Extracellular Vesicles in Glioblastoma Tumor Microenvironment

Abstract

Glioblastomas (GBM) are highly aggressive primary brain tumors. Complex and dynamic tumor microenvironment (TME) plays a crucial role in the sustained growth, proliferation, and invasion of GBM. Several means of intercellular communication have been documented between glioma cells and the TME, including growth factors, cytokines, chemokines as well as extracellular vesicles (EVs). EVs carry functional genomic and proteomic cargo from their parental cells and deliver that information to surrounding and distant recipient cells to modulate their behavior. EVs are emerging as crucial mediators of establishment and maintenance of the tumor by modulating the TME into a tumor promoting system. Herein we review recent literature in the context of GBM TME and the means by which EVs modulate tumor proliferation, reprogram metabolic activity, induce angiogenesis, escape immune surveillance, acquire drug resistance and undergo invasion. Understanding the multifaceted roles of EVs in the niche of GBM TME will provide invaluable insights into understanding the biology of GBM and provide functional insights into the dynamic EV-mediated intercellular communication during gliomagenesis, creating new opportunities for GBM diagnostics and therapeutics.
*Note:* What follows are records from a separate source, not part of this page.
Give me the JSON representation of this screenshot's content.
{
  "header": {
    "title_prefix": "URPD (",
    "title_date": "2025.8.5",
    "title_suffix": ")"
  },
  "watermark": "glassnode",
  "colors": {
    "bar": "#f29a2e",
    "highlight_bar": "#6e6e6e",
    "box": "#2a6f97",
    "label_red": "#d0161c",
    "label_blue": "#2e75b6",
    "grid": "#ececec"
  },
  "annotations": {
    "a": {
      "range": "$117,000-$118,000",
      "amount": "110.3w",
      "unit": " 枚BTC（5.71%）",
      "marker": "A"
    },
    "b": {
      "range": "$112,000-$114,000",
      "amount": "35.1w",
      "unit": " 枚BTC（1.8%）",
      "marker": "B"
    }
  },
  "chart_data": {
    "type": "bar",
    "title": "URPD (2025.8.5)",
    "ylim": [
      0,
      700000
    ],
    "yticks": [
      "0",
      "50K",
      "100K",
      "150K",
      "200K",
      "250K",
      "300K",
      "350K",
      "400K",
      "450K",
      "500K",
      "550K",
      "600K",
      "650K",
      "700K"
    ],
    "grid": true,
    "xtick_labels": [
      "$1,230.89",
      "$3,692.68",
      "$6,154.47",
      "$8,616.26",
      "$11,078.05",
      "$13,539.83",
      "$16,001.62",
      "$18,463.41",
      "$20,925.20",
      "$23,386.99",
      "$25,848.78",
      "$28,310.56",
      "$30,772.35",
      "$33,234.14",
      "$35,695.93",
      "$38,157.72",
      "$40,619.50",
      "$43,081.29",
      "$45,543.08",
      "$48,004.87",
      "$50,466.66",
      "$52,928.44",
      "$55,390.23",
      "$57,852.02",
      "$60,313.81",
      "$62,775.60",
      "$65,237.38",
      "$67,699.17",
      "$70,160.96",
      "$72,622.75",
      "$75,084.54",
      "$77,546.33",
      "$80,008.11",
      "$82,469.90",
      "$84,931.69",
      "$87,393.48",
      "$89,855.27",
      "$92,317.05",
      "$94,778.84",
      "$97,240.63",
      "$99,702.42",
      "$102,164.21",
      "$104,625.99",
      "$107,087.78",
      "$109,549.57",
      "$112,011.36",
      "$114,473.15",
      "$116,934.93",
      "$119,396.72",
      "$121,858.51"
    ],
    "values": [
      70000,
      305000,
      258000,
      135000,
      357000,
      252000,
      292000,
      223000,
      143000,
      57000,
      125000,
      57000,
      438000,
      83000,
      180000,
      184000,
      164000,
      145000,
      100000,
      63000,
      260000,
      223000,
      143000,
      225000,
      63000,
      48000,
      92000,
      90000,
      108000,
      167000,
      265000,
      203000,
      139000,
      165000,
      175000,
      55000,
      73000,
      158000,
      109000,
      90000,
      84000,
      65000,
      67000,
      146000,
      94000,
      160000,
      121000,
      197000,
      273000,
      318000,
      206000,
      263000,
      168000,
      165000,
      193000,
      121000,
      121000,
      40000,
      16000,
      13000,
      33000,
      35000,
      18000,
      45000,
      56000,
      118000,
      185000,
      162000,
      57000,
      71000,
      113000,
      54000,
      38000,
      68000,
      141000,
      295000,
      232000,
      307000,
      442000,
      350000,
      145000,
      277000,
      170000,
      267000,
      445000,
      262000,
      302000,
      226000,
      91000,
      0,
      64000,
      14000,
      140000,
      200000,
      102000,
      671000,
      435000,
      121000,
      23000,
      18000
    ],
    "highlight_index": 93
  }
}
Keywords: angiogenesis; extracellular vesicles; glioblastoma; immunomodulation; tumor microenvironment.

Figure 1

Glioblastoma microenvironment. Dynamic EV mediated communication between glioma cells and stromal cells including monocytes, macrophages, mast cells, microglia, T cells, astrocytes, and oligodendrocytes. EVs in GBM microenvironment mediate cell proliferation and survival, angiogenesis, metabolic activity, immunomodulation, resistance to chemoradiation as well as cell migration and invasion.

Figure 2

Glioma EVs promote angiogenesis. Glioma EVs contain several proangiogenic factors which induce angiogenesis. EGFR, epidermal growth factor receptor; VEGF, vascular endothelial growth factor; PDGF, platelet derived growth factor, FGF, fibroblast growth factor; TGF-β, Transforming growth factor-β; IL-8, interleukin-8; IL-6, interleukin-6; CXCR4, CXC chemokine receptor type 4; MMP2, matrix metalloproteinase 2; MMP9, matrix metalloproteinase 9; UPA, urokinase type-plasminogen activator; tPA, tissue type-plasminogen activator.

Figure 3

Glioma EVs mediate immunomodulation. Glioma EVs induce an M2 phenotype in tumor associated myeloid cells and cause T cell dysfunction. Arg1, arginase-1; IL-6, interleukin-6; MCP-1, monocyte chemoattractant protein 1; TGF-β, Transforming growth factor-β; PD-L1, programmed cell death 1 ligand.

Figure 4

Glioma EVs mediate therapy resistance. Glioma EVs mediate the transfer of factors that induce a chemoradiation resistance phenotype in chemoradiation sensitive glioma cells. Glioma EVs also mediate drug export. APNG, alkyl purine-DNA-N-glycosylase; MGMT, O(6)-methylguanine DNA methyltransferase.